Les enjeux pour l’Europe
L’agriculture européenne est à la croisée des chemins. Le changement climatique, la sécurité alimentaire et l’évolution des attentes de la société exigent une réponse solide et unifiée. La PAC a longtemps offert une base stable pour la vitalité des zones rurales et la cohésion du marché. L’affaiblissement de cette base met en péril non seulement le revenu des agriculteurs, mais aussi l’intégrité du marché intérieur et les objectifs stratégiques plus larges de l’Union européenne.

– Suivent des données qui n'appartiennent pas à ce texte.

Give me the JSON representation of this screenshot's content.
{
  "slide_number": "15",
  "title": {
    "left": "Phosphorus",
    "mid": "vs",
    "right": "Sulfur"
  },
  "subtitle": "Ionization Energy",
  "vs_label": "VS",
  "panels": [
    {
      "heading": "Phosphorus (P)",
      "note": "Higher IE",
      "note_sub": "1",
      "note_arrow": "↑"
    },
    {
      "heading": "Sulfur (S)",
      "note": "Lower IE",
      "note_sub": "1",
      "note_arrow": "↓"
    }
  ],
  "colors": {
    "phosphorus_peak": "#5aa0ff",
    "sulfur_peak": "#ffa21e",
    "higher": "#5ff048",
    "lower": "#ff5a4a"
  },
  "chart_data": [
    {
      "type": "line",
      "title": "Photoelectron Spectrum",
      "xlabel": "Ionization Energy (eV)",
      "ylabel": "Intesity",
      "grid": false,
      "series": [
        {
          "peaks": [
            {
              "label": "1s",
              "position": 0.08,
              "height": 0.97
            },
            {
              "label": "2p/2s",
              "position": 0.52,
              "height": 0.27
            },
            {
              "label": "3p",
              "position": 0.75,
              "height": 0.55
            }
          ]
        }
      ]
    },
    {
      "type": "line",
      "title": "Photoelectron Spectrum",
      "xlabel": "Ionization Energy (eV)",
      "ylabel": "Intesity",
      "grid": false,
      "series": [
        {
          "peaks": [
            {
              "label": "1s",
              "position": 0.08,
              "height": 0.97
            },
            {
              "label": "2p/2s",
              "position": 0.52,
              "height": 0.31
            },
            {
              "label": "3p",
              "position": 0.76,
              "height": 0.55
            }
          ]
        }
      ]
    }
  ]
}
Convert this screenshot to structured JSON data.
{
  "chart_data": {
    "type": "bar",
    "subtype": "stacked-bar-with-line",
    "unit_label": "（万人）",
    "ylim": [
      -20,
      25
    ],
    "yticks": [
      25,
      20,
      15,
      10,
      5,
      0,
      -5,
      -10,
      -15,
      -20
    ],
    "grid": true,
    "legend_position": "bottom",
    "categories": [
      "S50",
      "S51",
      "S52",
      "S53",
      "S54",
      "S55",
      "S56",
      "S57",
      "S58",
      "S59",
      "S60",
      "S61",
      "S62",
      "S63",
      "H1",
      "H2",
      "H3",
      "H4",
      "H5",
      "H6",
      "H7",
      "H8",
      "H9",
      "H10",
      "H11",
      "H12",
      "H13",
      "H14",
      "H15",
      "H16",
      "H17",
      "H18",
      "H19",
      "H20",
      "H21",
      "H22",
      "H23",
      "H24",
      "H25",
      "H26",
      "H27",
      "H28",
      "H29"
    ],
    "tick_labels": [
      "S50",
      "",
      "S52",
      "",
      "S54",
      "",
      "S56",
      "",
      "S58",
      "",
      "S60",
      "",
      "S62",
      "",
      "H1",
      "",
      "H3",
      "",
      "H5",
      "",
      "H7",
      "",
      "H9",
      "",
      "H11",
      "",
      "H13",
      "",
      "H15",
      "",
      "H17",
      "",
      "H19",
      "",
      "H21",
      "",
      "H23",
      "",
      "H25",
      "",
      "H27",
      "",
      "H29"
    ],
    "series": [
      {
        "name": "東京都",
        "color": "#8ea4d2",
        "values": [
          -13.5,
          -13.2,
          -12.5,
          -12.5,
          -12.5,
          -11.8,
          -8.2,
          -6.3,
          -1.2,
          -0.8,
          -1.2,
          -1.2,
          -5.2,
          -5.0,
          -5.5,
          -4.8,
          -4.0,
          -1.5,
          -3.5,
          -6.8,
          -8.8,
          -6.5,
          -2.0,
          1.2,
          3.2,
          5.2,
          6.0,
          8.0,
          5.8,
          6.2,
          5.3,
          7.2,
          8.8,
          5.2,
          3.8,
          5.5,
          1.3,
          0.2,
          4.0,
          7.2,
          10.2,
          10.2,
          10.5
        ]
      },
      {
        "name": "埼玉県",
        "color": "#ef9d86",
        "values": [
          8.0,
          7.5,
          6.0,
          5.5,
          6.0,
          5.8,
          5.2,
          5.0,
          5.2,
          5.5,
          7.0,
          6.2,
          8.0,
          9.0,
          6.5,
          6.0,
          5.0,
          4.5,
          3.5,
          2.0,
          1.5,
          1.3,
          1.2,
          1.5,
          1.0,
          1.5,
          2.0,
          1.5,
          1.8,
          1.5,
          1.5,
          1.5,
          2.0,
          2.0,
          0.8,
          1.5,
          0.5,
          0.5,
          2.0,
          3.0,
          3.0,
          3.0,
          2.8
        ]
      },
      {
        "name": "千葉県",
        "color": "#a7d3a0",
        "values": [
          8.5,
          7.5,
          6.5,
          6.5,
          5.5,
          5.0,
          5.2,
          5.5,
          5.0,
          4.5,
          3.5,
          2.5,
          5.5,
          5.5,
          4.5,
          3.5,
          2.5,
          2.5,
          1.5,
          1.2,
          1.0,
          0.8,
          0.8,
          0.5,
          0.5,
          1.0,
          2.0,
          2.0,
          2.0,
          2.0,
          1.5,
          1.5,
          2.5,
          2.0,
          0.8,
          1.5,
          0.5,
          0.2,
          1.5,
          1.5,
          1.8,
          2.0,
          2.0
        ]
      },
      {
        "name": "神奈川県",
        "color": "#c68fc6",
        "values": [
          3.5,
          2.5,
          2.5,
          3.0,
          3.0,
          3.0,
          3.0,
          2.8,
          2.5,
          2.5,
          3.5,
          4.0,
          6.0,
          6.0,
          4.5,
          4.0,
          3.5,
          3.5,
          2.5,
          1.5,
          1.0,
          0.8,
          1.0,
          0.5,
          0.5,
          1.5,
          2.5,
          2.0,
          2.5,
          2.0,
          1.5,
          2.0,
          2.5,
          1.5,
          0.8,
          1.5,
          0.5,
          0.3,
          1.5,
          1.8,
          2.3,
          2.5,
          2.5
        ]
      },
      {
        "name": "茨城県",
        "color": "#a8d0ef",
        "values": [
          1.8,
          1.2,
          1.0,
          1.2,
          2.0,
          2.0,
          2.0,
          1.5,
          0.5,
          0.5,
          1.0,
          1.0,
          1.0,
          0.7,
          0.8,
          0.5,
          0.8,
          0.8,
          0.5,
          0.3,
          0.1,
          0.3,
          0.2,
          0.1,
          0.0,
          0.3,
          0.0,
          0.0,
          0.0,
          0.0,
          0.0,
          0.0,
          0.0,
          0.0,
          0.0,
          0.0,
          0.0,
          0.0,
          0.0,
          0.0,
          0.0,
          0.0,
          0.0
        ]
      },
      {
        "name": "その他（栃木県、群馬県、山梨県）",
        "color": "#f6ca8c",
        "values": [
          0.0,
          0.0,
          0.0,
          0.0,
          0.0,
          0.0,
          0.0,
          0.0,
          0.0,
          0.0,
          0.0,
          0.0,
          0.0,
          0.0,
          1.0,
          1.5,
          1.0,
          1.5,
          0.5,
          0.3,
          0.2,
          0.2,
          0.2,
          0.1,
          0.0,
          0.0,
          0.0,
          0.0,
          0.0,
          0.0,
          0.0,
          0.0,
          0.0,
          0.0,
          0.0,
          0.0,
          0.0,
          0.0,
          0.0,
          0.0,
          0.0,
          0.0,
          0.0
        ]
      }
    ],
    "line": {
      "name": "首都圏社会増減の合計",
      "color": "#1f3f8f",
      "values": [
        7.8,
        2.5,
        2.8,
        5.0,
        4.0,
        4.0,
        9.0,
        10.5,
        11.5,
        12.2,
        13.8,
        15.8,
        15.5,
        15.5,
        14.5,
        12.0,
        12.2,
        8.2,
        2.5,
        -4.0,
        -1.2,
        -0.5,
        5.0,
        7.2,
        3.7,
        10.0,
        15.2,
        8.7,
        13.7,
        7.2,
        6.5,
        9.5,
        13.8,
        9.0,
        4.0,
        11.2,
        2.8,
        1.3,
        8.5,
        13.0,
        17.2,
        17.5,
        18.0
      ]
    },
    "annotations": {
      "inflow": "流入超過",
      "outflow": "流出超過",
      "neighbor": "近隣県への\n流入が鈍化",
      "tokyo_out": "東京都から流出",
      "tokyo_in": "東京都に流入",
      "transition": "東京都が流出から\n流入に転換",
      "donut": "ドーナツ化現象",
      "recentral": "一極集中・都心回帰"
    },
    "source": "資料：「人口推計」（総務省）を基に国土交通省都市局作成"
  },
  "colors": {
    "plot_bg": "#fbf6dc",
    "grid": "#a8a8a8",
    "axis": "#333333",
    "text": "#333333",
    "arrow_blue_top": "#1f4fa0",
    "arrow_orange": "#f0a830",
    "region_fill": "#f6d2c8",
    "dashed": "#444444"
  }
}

Derrière les discours ambitieux, les propositions de la Commission marquent une dangereuse rupture avec des structures qui ont fait leurs preuves. Tout au long du processus de codécision, les décideurs politiques devront soupeser les conséquences à long terme de ces réformes. Il est urgent de changer de cap dans l’intérêt des agriculteurs, des consommateurs et pour l’avenir même de la ruralité en Europe.